A common contributing cause of increased excitatory stimulation is elevated glutamate as a result of an overly active immune system. Glutamate is highly excitatory and is described as “excitotoxic” because elevated levels can damage neurons. Elevated glutamate could be a root cause behind calming neurotransmitter (serotonin and GABA) imbalances and a consequence of imbalances in the immune system. Glutamate is highly influenced by the presence of both acute and chronic inflammatory responses. Glutamate is released upon over-activation of the kynurenine pathway by quinolinic acid (Figure 1) and from dendritic cells binding to antigens or dendritic cell maturation. Glutamate binds directly to receptors on T cells and at concentration dependent doses affects their function to either enhance cytokine secretion (at mid to high glutamate concentration) or decrease cytokine secretion (at very high glutamate concentration). Below, examples of glutamate’s association with the immune system will be explored
Muller, et al., in 2007, described an integrated view of depression. Activation of the kynurenine pathway by IL-2, IFN-γ, or TNF-α causes increases in indoleamine 2,3-dioxygenase (IDO) activation. IDO is the enzyme responsible for the conversion of tryptophan to N-formylkynurenine, the start of the kynurenine pathway. This increase in IDO activation leads to an increase of quinolinic acid in microglial cells, which can then overproduce glutamate in people with impaired astrocyte response to immune challenge causing an inflammatory response reaction.

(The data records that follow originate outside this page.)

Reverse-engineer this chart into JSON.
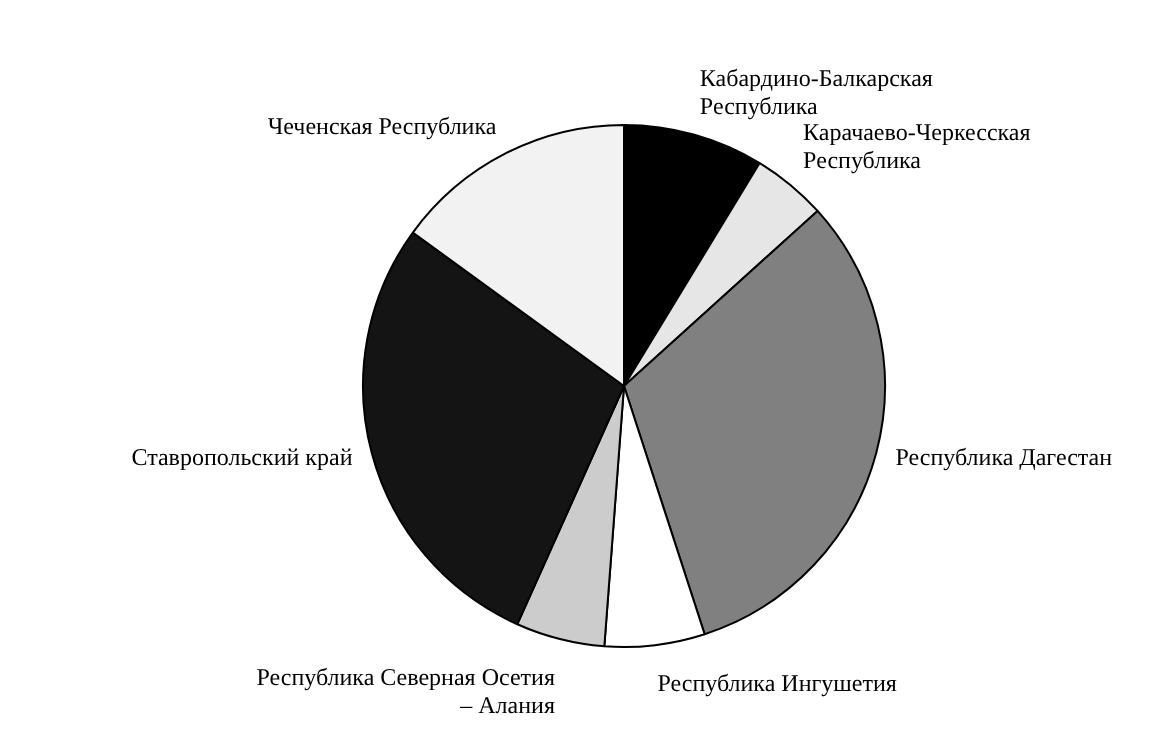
{
  "chart_data": {
    "type": "pie",
    "categories": [
      "Кабардино-Балкарская Республика",
      "Карачаево-Черкесская Республика",
      "Республика Дагестан",
      "Республика Ингушетия",
      "Республика Северная Осетия – Алания",
      "Ставропольский край",
      "Чеченская Республика"
    ],
    "values": [
      8.7,
      4.6,
      31.7,
      6.2,
      5.5,
      28.3,
      15.0
    ],
    "colors": [
      "#000000",
      "#e6e6e6",
      "#808080",
      "#ffffff",
      "#cccccc",
      "#141414",
      "#f2f2f2"
    ],
    "legend": false
  }
}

- Steiner, et al. (2011) found that severe depression is associated with increased microglial quiolinic acid in subregions of the anterior cingulate gyrus and hypothesized that this could be evidence for immune-modulated glutamatergic neurotransmission.
- Franco, et al., (2007) describes the role of glutamate in T cell mediated immunity. There are a number of glutamate receptors on resting T cells, including the ionotropic glutamate receptor 3 (iGlu3R) and metabotropic glutamate receptor 5 (mGlu5R). Stimulation of iGlu3R promotes a pattern of adhesion and migration towards certain chemokines, and stimulation of mGlu5R impairs T cell activation. Mature, glutamate-releasing dendritic cells in lymph nodes encounter patrolling naïve T cells and can promote T cell activation; however mGlu5R prevents excessive activation when dendritic cell signaling is not strong enough to promote activation. When T cells become activated, the granzyme B they release degrades iGlu3R. T cells also express metabotropic glutamate receptor 1 (mGlu1R), which promotes T cell activation partly by bypassing the mGlu5R-mediated inhibitory signal to potentiate T cell proliferation and enhancing the secretion of TNF-α, IFN-γ, and IL-6. In this way, depending on the activation state of a T cell, glutamate can have an inhibitory or stimulating role on immune function.
Glutamate, in addition to acting as an excitatory neurotransmitter, also plays a role in immune function and modulation. Increased glutamate is released in response to over-activation of the kynurenine pathway and quinolinic acid, which suggests evidence for immune-modulated glutamatergic neurotransmission. Glutamate can also bind directly to T cell receptors to enhance or decrease cytokine secretion leading to immune modulation. When reviewing urinary neurotransmitter test results, it is important to keep in mind the immune system’s connection to glutamate. If patients are found to have elevated glutamate levels, root causes to immune system imbalances may need to be factored into differentials and further testing considerations.